Photographer: Chip Somodevilla / Getty Images
Photographer: Chip Somodevilla / Getty Images
Donald Trump’s second impeachment trial will be the first to extend beyond the president’s time, creating a new legal issue that could ultimately require the Supreme Court ruling.
The answer is unresolved, but the story has bad news for Trump: a sparse but consistent line of lower-level accusations in the past suggests the Senate retains the power to prosecute him even after it’s over. his mandate. If convicted, the Senate could hold a second ballot to prevent him from running for office again.
A good number of legal scholars claim that those responsible for the Constitution had no intention of releasing presidents in the waning days of their legislatures so that they could commit serious crimes without consequences.
“The wording of the story, the practice of removal, and basic constitutional design clearly point in favor of the constitutionality of judging a former president,” said Kate Shaw, a professor of constitutional law at Cardozo Law School.

Donald Trump leaves the White House for Texas on January 12th.
Photographer: Drew Angerer / Getty Images
He The Constitution does not explicitly state whether a trial may be held in the Senate after a president leaves office. Article II, section 4, states that the president and other officers “shall be removed from office” if convicted. Article I, section 3, states that Senate appeals are limited to dismissal and disqualification from holding office in the future.
But the context in which the Constitution was written provides some clues. The Constitutional Convention of 1787 took place when the British Parliament was in the process of prosecuting and prosecuting William Hastings, the former Governor General of India.
What happens next when Trump’s removal goes to the Senate: QuickTake
And practice since then suggests a broad understanding that the Senate retains jurisdiction, according to Brian Kalt, a professor of Michigan State University College of Law and author of an article on the revision of the 2001 law on so-called late dismissals.
“In many cases, the The House and Senate have acted as if they could prosecute and judge people who have already left office, and in one case, the Senate voted specifically in that regard, ”Kalt said.
Congress first invoked the power of destitution in 1797, when the House accused Senator William Blount of conspiring to let the British take control of the Spanish-controlled territories of Florida and Louisiana. The Senate held a trial even though it had already expelled Blount. The senators eventually acquitted him on separate grounds that he was not an “officer” subject to the removal clause.
In 1876, the Senate voted between 37 and 29 that it had authority to try former Secretary of War William Belknap, even though he had resigned just as the House was ready to accuse him of accepting setbacks. The Senate ended up acquitting Belknap.
In several cases since then, including the case of former U.S. District Judge Samuel Kent in 2009, lawmakers have said the official’s resignation did not affect the Senate’s right to a trial, Kalt and Professor of Law at the University of Missouri Frank Bowman wrote this week in the Washington Post.
Judge’s view
A prominent federal appellate court judge, J. Michael Luttig, argued this week that the Senate cannot judge Trump after he leaves office. Luttig wrote in the Washington Post that the purpose of the impeachment clause was to prevent an official from using a government position to cause further harm to the nation.
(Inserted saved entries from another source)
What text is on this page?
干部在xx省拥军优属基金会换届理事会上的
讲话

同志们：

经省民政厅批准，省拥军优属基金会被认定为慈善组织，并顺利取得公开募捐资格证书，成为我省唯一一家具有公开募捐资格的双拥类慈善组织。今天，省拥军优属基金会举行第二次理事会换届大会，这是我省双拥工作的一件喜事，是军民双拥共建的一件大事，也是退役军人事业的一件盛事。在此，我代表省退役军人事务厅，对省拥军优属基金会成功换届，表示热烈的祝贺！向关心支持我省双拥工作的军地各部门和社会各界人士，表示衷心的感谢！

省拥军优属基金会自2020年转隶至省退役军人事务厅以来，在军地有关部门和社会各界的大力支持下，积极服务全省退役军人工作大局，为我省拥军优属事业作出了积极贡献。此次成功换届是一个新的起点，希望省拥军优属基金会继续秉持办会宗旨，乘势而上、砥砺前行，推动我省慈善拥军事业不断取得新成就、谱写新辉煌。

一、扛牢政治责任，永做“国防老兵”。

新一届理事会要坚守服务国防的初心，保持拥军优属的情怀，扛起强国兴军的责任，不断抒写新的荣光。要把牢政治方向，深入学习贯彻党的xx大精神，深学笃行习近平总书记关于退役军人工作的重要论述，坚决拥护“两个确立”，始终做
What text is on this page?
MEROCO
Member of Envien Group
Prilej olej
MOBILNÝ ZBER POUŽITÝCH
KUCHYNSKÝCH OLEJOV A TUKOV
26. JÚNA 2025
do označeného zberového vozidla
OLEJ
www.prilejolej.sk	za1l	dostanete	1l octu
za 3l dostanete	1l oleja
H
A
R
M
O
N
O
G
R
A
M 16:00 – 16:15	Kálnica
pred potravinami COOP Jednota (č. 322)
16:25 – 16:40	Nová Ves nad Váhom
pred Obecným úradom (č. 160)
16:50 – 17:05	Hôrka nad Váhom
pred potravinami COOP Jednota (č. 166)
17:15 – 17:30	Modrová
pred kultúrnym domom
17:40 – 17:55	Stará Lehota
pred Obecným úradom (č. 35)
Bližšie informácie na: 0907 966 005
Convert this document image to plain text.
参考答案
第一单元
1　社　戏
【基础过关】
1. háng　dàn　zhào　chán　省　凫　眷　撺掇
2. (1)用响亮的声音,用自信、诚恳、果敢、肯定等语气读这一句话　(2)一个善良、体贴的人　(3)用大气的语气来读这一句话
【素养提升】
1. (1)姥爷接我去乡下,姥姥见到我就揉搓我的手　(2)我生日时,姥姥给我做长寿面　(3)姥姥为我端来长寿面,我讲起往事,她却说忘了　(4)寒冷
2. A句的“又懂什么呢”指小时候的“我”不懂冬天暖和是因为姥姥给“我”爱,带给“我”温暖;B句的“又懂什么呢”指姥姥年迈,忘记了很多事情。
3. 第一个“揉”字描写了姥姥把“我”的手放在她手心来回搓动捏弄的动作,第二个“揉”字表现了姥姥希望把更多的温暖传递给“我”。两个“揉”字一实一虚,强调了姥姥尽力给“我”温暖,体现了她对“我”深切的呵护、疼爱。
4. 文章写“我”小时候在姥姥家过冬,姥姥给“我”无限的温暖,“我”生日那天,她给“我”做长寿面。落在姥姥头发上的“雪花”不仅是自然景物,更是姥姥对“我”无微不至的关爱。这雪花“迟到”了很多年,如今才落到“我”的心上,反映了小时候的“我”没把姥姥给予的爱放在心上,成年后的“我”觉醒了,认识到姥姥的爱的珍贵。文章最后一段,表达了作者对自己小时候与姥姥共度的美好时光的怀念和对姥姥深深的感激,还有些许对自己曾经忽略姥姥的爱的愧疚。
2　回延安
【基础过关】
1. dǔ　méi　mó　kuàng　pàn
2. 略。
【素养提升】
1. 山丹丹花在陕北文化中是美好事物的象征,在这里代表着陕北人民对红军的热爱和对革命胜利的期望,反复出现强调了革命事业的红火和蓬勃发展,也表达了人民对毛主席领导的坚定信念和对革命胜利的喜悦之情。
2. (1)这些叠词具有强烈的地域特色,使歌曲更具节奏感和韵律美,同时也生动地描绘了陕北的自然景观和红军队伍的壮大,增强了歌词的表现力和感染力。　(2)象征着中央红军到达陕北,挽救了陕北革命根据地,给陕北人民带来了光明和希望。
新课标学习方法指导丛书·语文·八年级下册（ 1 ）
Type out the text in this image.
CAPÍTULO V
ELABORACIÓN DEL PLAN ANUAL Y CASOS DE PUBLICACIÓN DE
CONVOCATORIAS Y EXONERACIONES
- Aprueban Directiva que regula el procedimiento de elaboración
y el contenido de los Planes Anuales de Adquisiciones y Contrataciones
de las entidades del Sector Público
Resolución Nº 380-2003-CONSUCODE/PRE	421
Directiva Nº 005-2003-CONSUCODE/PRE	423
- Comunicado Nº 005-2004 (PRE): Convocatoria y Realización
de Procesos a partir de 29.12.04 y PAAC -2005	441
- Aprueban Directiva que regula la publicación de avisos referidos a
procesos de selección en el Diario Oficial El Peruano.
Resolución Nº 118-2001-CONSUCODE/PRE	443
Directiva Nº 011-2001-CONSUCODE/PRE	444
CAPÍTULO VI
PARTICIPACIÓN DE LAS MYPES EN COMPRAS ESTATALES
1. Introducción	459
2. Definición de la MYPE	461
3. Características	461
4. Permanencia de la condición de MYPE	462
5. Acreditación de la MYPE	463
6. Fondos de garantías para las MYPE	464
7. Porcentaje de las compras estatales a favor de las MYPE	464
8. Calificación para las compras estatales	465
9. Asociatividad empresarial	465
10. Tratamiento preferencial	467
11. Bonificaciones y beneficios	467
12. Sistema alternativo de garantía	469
“The very concept of constitutional removal presupposes the removal, conviction, and removal of a president who is, at the time of his removal, the holder of the office from which he is removed,” Luttig wrote. But he added that history offers “some support” for the argument that the Senate can hold a trial after Trump leaves office.
Luttig, who was a shortlisted candidate in the Supreme Court when Republican George W. Bush was president, recently informed Vice President Mike Pence that he had no authority to change the election result during the vote-counting session in Congress. , according to the New York Times.
Judiciary
Gregg Nunziata, former Republican attorney for the The Senate Judiciary Committee tweeted Wednesday that “some Luttig judges are being deceived by some conservatives.”
“The power of dismissal includes the power to disqualify for life,” Nunziata added. “If the incumbents could simply resign to evade this major punishment, that would be null and void.”
Regardless of the merits, it is unclear whether the Supreme Court will even consider Trump a challenge to Senate authority. In 1993 the court he said it was a “political issue” – and therefore beyond the jurisdiction of the courts – when an accused judge opposed the use of a Senate committee to hear evidence as part of his trial.
Noting the granting of constitutional authority to the Senate to “judge” impeachments, the court said the term “lacks sufficient precision to allow for any judicially manageable review rule.”
Trump could counter by pointing to a 1969 decision that allowed Rep. Adam Clayton Powell Jr. to challenge the House’s refusal to seat him. This struggle focused on the constitutional provision that allows the House and Senate to judge the “qualifications” of its members.
The Supreme Court said the doctrine of the political question did not apply because the case did not require “only an interpretation of the Constitution.”